Aliko Dangote raises alarm over oil price hikes endangering African aviation and farming sectors
Africa’s richest man, Aliko Dangote, has warned that surging oil prices linked to tensions around the Strait of Hormuz could severely disrupt key sectors across the continent, including aviation and agriculture.
Speaking at the Semafor World Economy Summit, Dangote said the volatility in global oil markets is already placing African airlines under acute financial pressure.
“The majority of African airlines won’t be able to survive,” he said, pointing to sharp intraday price swings of up to $10 per barrel, which he described as unprecedented.

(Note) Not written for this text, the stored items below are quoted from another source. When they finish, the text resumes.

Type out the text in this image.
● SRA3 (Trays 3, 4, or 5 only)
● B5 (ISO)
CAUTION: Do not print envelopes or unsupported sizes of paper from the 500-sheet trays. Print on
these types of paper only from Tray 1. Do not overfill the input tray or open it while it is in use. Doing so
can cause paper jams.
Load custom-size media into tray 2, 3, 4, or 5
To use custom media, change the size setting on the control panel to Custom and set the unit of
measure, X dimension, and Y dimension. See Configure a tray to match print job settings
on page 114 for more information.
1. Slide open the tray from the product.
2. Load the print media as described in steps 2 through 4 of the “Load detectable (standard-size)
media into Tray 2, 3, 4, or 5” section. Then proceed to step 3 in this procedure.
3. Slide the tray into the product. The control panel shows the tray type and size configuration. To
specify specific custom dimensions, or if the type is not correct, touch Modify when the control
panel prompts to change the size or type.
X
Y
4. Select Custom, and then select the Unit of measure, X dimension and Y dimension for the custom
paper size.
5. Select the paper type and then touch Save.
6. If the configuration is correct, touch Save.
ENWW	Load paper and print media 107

The warning comes as Nigerian carriers consider suspending operations in response to rising aviation fuel costs, underscoring the fragility of the continent’s aviation sector, which is heavily reliant on imported fuel and vulnerable to currency fluctuations.
Dangote also highlighted a parallel crisis in agriculture, driven by a steep rise in fertiliser prices. He noted that fertiliser costs have more than doubled in recent months, climbing from about $400 to $850 per tonne. This increase, he said, threatens to disrupt the upcoming planting season unless governments intervene. “This farming season the governments have to actually give subsidies,” he said.

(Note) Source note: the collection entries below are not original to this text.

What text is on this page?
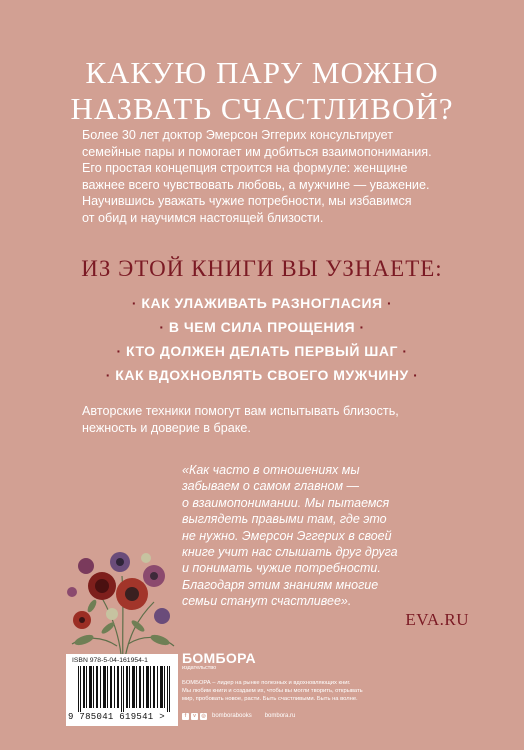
КАКУЮ ПАРУ МОЖНО
НАЗВАТЬ СЧАСТЛИВОЙ?
Более 30 лет доктор Эмерсон Эггерих консультирует
семейные пары и помогает им добиться взаимопонимания.
Его простая концепция строится на формуле: женщине
важнее всего чувствовать любовь, а мужчине — уважение.
Научившись уважать чужие потребности, мы избавимся
от обид и научимся настоящей близости.
ИЗ ЭТОЙ КНИГИ ВЫ УЗНАЕТЕ:
· КАК УЛАЖИВАТЬ РАЗНОГЛАСИЯ ·
· В ЧЕМ СИЛА ПРОЩЕНИЯ ·
· КТО ДОЛЖЕН ДЕЛАТЬ ПЕРВЫЙ ШАГ ·
· КАК ВДОХНОВЛЯТЬ СВОЕГО МУЖЧИНУ ·
Авторские техники помогут вам испытывать близость,
нежность и доверие в браке.
«Как часто в отношениях мы
забываем о самом главном —
о взаимопонимании. Мы пытаемся
выглядеть правыми там, где это
не нужно. Эмерсон Эггерих в своей
книге учит нас слышать друг друга
и понимать чужие потребности.
Благодаря этим знаниям многие
семьи станут счастливее».
EVA.RU
ISBN 978-5-04-161954-1
9 785041 619541 >
БОМБОРА
издательство
БОМБОРА – лидер на рынке полезных и вдохновляющих книг.
Мы любим книги и создаем их, чтобы вы могли творить, открывать
мир, пробовать новое, расти. Быть счастливыми. Быть на волне.
f	v	◎ bomborabooks bombora.ru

The combined impact of higher fuel and fertiliser costs risks feeding into broader inflationary pressures, particularly in food prices, across African economies that are already grappling with supply chain constraints.
Dangote suggested that a diplomatic breakthrough between the United States and Iran could stabilise oil markets, but cautioned that even in a best-case scenario, normalisation would take several months due to lingering supply chain disruptions.

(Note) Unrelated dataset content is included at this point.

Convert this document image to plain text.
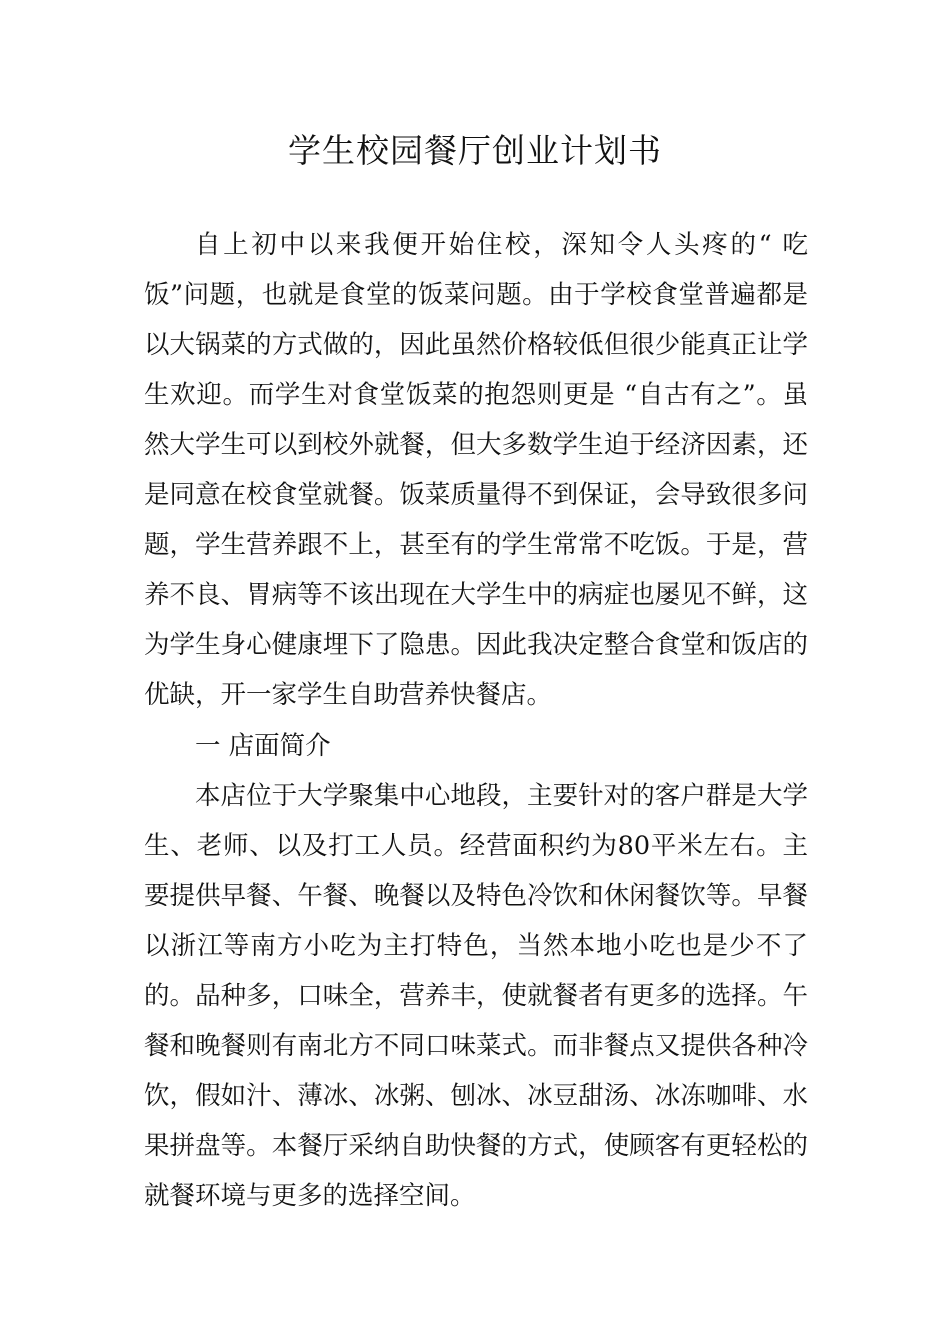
学生校园餐厅创业计划书

自上初中以来我便开始住校，深知令人头疼的“ 吃饭”问题，也就是食堂的饭菜问题。由于学校食堂普遍都是以大锅菜的方式做的，因此虽然价格较低但很少能真正让学生欢迎。而学生对食堂饭菜的抱怨则更是 “自古有之”。虽然大学生可以到校外就餐，但大多数学生迫于经济因素，还是同意在校食堂就餐。饭菜质量得不到保证，会导致很多问题，学生营养跟不上，甚至有的学生常常不吃饭。于是，营养不良、胃病等不该出现在大学生中的病症也屡见不鲜，这为学生身心健康埋下了隐患。因此我决定整合食堂和饭店的优缺，开一家学生自助营养快餐店。

一 店面简介

本店位于大学聚集中心地段，主要针对的客户群是大学生、老师、以及打工人员。经营面积约为80平米左右。主要提供早餐、午餐、晚餐以及特色冷饮和休闲餐饮等。早餐以浙江等南方小吃为主打特色，当然本地小吃也是少不了的。品种多，口味全，营养丰，使就餐者有更多的选择。午餐和晚餐则有南北方不同口味菜式。而非餐点又提供各种冷饮，假如汁、薄冰、冰粥、刨冰、冰豆甜汤、冰冻咖啡、水果拼盘等。本餐厅采纳自助快餐的方式，使顾客有更轻松的就餐环境与更多的选择空间。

Separately, Letsetja Kganyago, governor of the South African Reserve Bank, signalled a more proactive monetary policy stance in response to the unfolding crisis. Breaking from the cautious approach adopted by major central banks such as the Federal Reserve, European Central Bank, and Bank of England, Kganyago said policymakers cannot afford to wait for inflationary pressures to fully materialise.
“It is important to anticipate any evidence” of second-round inflation effects, he said, warning that delaying action could allow price shocks to spread into wages and broader economic activity.
Kganyago described the current inflation environment as a “sequence of shocks”, with fuel prices affecting transport and logistics, and fertiliser costs influencing agricultural output. He stressed that beyond pricing, access to these inputs remains a critical concern.
The central bank has already held interest rates steady in recent months, signalling a hawkish stance and delaying expectations of rate cuts. It outlined scenarios in which prolonged conflict could keep oil prices near or above $100 per barrel and weaken the rand, potentially necessitating interest rate increases later this year.
With Africa’s economies exposed to both energy and agricultural shocks, policymakers face mounting pressure to contain inflation while supporting growth in an increasingly uncertain global environment.